Vücudumu yoruyorum ama keyif alarak, birilerine 3 kuruş için enayi gibi hayebeye yorarak değil. Evet çalışmayı sevmiyorum ve çalışacağıma spor yapmayı tercih ediyorum. Çünkü bu ülkede beyinsel ve sanatsal işin bir değeri yok. Bunları yapamıyorsam, çalışacağıma açlıktan ölürüm daha iyi. Bedensel olarak çalışanları aşağılamak değil bu; herkesin yapısına uygun çalışabileceği bir sistemin oluşturulmamasına bir tepki. Eğitime gereken önem verilmeyince, sanat, spor ve bilime de gereken önem verilmiyor ne yazık ki...

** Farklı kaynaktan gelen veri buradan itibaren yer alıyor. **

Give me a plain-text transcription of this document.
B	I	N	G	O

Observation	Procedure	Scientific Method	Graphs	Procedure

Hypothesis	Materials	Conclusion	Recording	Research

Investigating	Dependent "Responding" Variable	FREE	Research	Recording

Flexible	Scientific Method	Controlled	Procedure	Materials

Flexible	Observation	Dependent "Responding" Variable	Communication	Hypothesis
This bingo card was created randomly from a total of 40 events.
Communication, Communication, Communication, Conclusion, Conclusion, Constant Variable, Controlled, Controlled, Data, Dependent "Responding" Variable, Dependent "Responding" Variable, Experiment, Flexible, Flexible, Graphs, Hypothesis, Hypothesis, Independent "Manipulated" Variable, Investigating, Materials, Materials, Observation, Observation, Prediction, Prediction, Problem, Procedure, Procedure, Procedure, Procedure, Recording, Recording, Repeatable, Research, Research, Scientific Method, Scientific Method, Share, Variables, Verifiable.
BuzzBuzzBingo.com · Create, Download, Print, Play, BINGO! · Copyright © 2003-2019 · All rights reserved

Tabi bu eşcinselliğe bakış açısını da etkiliyor. Eşcinsellerimizde bile heteroseksizme göre bir eşcinsel yaşam biçimi oluşuyor. Bu da homofobiye sebep oluyor tabi. Nasıl mı? Bastırılmış ve örtbas edilmeye çalşılmış bir eşcinsellik, eşcinsellerin de kendileriyle barışamamalarına sebep oluyor ve yer altına inmeye layık görüyorlar kendilerini bu yüzden. Sonra da değişik varoluş yollarına gidiyorlar toplumda kabul görmeyince. E yani seksle falan varolmaya çalışıyorlar. Çünkü yaşayamadıkları cinsellik ön plana falan geçiyor. Öncelikli oluyor seks onlar için. Bu da toplumun eşcinselliğe önyargılı bakış açısını pekiştiriyor. Onlar da makus talihlerini kırmak için hiç çaba sarf etmiyorlar. Hiç açık sporcu görmedim bu ülkede yaa. Ya spor yapmıyorlar, ya da gizleniyorlar.

Zaten genel olarak spora bakış açımız bir acayip. Para kazandıran bir söktör veya bir tarafa fanatik şekilde ait olmak için seyirci olmaktan öteye geçemiyor spor ülkemizde. Başka ülkeler sporcu ihraç ediyor, biz sporcu ithal ediyoruz. Tuhaf değil mi bu sizce? Sorsan sporcuyuzdur ama gazetelerin arka sayfalarında taraftarlık yapmaktan öteye geçemiyor spor anlayışımız. O da sadece futboldan ibaret.

Çok önemli bir notu da düşmeden geçemeyeceğim. Evet heteroseksist bir dünyada homofobi her yerde var kaçınılmaz olarak ama bu bizi kabuğumuza çekilmemize sebep olmak yerine daha da kendimizi göstermemize itici bir güç olmalı varoluşumuz adına. Ben de karşılaşıyorum sporda falan eşcinselliğim yüzünden mesafeli davrananlarla. Bu benim ayıbım değil, onların ayıbı. Okumuş cahillerin nefretine kafamı yoracağıma, başarılarımla onlara ders vermeyi yeğliyorum. Size homofobik tavır takınan kişileri maçlarda yenmenin hazzını hissedebilir veya anlayabilir misiniz; Şu topu yenemiyorum diye küfür ettirebiliyorsam, olay budur, bitmiştir ve bütün eşcinselleri spora davet ediyorum.

Bir not daha ilave edebilir miyim? Bir trans tabirli bana demişti ki küçümseyerek, "Spordan başka neyin var?". Spordan başka çok şeyim var da, üstelik o kadar çok şey var ki yaptığım zamanın bile yetmediği, sizin geçiş ameliyatı düşüncesinden başka hiçbir şeyiniz yok ama benim tek sporum olsa bile! Bu kafayla heteroseksizme yama olmaktan öteye geçemezsiniz!